Background: The website for City Foundry STL is the cornerstone of a larger promotional campaign for the new retail and office development in the Midtown St. Louis neighborhood. City Foundry’s site needed to excite residents and visitors about the coming attraction—as well as attract prospective tenants. Our client used on-site signage and billboards in the real world along with an active digital promotional campaign to drive targeted traffic to the site.

Design core: As we designed the site, we took the City Foundry STL brand in unexpected directions, applying textures and language that simultaneously express the site’s historical significance and the can-do, forward thinking that drive Midtown St. Louis’s renaissance. We’re proud of the infections energy we infused on every page. The site captures the spirit of the brand—and the city—perfectly. In our initial meetings, the client expressed a desire to have the site become a “cheerleader” for the region, and we’re proud of how, through the site, this energy extends both to the city and City Foundry itself. Of course, the nature of any construction project is that the details are always shifting. We built the site so the client can easily add new tenants, and preview event invitations, construction photos and other details to generate interest.

Challenges: “Time constraints” took on a whole new meaning with this site as we built it to go live nearly a year before City Foundry STL’s opening date. The most challenging aspect of the site is going to be to maintain the energy as development moves from the early construction to preopening and then to postopening.

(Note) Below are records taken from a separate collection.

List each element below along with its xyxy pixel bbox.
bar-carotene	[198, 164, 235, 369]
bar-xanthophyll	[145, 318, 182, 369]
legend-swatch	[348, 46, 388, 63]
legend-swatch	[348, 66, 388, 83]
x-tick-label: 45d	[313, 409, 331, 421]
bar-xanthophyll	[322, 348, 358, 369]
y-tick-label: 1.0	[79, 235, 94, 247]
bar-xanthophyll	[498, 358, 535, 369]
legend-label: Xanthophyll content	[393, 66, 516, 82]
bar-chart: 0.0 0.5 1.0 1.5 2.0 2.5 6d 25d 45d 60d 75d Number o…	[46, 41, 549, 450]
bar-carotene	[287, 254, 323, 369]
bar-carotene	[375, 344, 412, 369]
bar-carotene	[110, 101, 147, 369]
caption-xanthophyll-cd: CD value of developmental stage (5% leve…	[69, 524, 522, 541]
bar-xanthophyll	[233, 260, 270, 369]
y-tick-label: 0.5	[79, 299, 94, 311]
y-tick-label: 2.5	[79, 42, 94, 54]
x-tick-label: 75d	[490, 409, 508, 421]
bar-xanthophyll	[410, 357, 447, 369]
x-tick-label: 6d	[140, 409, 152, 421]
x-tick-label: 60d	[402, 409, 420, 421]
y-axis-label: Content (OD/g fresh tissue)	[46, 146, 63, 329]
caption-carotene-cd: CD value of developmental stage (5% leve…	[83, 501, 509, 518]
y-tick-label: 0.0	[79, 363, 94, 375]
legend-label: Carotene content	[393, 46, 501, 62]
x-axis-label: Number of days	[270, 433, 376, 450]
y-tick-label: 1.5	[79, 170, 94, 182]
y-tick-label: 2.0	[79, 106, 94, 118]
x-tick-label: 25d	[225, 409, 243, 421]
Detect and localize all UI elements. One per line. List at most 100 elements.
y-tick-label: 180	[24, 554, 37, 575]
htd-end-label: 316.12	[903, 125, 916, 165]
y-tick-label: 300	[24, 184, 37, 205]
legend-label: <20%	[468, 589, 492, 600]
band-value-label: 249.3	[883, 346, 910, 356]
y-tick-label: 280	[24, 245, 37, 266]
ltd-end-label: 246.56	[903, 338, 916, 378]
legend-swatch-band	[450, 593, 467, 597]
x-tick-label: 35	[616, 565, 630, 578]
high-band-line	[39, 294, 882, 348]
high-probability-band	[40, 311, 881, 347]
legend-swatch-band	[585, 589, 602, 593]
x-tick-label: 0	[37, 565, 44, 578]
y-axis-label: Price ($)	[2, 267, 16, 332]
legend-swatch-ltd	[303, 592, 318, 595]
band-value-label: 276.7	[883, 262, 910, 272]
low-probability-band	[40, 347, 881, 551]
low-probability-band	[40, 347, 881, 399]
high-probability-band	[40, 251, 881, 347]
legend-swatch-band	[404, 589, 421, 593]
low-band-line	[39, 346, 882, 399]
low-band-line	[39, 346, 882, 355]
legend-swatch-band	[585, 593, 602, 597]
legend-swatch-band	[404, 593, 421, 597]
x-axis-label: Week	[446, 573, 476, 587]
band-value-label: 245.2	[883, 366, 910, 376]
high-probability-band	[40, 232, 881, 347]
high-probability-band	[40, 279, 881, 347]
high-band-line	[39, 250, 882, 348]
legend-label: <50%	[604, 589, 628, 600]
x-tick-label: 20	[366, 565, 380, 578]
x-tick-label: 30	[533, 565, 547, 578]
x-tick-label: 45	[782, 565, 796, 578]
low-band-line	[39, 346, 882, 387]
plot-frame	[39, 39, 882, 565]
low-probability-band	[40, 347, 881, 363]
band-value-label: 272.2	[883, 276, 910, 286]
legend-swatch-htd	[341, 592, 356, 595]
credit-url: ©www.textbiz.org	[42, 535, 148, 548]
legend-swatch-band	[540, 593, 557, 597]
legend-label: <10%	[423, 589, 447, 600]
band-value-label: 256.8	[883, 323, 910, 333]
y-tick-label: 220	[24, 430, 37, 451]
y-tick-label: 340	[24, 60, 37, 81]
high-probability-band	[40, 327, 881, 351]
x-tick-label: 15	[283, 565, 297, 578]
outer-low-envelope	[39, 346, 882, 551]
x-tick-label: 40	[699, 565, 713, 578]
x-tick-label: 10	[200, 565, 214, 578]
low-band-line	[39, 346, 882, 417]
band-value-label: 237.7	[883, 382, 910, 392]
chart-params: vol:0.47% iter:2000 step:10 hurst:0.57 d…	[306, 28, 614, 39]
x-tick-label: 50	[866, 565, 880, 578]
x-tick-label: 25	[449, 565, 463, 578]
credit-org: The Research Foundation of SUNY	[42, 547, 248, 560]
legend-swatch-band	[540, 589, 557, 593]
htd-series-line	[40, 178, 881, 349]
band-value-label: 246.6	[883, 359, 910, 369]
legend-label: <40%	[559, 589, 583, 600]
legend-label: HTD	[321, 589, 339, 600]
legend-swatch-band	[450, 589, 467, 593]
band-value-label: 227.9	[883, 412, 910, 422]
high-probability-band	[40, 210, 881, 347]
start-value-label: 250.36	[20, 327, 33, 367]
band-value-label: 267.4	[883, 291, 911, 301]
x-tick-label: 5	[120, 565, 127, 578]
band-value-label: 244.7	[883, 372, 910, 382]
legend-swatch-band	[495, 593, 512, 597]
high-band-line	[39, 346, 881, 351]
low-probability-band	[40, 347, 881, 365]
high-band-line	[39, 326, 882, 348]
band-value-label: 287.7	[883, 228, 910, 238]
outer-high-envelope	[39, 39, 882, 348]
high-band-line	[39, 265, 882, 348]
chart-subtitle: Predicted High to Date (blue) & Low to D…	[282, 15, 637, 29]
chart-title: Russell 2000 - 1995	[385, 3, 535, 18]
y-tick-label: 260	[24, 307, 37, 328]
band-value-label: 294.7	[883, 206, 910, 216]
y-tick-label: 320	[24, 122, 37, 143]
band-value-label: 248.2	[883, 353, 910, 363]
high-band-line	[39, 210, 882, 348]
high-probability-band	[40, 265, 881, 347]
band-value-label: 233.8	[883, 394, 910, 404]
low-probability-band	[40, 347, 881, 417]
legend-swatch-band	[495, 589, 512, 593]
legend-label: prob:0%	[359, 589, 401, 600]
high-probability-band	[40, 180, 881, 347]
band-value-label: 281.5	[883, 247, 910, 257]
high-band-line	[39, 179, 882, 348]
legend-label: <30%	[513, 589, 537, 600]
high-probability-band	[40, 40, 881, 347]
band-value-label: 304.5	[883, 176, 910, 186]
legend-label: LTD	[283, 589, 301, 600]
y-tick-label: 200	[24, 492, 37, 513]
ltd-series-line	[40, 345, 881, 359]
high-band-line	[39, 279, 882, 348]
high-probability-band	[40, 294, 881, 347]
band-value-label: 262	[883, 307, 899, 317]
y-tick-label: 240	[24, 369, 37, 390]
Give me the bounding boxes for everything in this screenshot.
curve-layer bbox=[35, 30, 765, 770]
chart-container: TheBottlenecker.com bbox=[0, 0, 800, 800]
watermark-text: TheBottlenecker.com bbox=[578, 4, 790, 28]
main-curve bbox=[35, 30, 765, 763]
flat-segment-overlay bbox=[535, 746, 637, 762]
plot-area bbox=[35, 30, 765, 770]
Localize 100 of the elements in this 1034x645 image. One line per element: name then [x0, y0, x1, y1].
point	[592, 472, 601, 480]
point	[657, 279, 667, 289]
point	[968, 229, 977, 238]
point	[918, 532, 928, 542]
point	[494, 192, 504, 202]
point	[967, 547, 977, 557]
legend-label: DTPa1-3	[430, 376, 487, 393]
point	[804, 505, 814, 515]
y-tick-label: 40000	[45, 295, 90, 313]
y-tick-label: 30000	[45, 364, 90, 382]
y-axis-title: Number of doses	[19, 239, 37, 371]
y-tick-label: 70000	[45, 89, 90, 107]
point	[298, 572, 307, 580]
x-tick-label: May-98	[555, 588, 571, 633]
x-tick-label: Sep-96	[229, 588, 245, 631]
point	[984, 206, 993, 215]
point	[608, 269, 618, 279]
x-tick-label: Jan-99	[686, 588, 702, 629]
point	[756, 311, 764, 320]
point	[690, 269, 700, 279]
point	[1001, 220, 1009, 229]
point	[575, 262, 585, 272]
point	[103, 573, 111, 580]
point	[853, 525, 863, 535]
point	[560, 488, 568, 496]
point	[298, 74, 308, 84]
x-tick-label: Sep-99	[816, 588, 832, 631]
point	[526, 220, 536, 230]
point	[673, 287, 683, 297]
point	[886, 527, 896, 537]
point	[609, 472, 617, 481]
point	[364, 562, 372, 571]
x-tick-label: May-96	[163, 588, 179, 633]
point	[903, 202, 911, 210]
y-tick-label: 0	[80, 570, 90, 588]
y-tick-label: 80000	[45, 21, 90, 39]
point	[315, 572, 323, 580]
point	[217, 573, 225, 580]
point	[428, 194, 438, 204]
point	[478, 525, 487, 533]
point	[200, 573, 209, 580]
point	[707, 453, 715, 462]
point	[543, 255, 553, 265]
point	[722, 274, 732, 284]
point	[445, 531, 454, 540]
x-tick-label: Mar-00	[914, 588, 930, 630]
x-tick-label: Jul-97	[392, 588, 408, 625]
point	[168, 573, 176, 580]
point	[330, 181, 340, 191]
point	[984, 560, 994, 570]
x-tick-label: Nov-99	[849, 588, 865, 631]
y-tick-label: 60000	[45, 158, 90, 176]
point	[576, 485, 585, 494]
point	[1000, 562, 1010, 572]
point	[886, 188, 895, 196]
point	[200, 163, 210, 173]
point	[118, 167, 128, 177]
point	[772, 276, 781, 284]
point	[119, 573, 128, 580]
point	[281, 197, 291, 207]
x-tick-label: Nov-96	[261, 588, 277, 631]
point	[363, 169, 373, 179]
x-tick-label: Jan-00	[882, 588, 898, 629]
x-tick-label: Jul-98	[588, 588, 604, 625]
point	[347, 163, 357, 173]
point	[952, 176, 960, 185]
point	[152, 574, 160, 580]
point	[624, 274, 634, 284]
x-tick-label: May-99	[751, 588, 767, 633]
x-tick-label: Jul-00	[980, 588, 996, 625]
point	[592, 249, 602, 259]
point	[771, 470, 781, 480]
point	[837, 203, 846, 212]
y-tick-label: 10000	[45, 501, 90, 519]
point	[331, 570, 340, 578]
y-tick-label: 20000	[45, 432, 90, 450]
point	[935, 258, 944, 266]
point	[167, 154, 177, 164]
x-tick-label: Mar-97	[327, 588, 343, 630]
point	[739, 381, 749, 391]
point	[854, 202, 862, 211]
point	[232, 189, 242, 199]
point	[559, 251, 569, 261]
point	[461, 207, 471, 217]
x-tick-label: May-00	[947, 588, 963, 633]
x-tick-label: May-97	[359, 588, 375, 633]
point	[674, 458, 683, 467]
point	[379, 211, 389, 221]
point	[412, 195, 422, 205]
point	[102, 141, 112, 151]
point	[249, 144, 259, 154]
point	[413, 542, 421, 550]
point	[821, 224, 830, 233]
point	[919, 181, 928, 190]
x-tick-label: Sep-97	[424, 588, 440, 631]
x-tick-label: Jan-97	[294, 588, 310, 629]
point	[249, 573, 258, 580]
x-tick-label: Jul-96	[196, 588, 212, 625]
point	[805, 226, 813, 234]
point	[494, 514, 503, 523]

We were careful to include elements that could help our client incrementally build interest without exhausting users or making them feel strung along.

Navigation design: We designed the navigation to mirror the gridded, quiltlike feel that had been established in the rest of the site design—with a twist. There are two slightly different iterations of the site: the preopening site and the postopening. So there are actually two separate navigational structures. The preopening site focuses more on generating interest and attracting leasing clients. The postopening site aims to intrigue and inform visitors. So for the prelaunch site, the navigation is contained in a hamburger menu with animated grid sections so that the branding takes center stage. The second is a more traditional bar that guides visitors quickly to relevant information.

Technology: This was one of the first sites we created using WordPress’s new Gutenberg block system. To power the animation in the site’s navigation elements, we used TweenMax. As we continued with development, we looked for ways even the smallest details would help add energy and excitement to the site. On the homepage, we used Tilt.js for the hover effect. Even the buttons throughout the rest of the site have their own surprising hover states.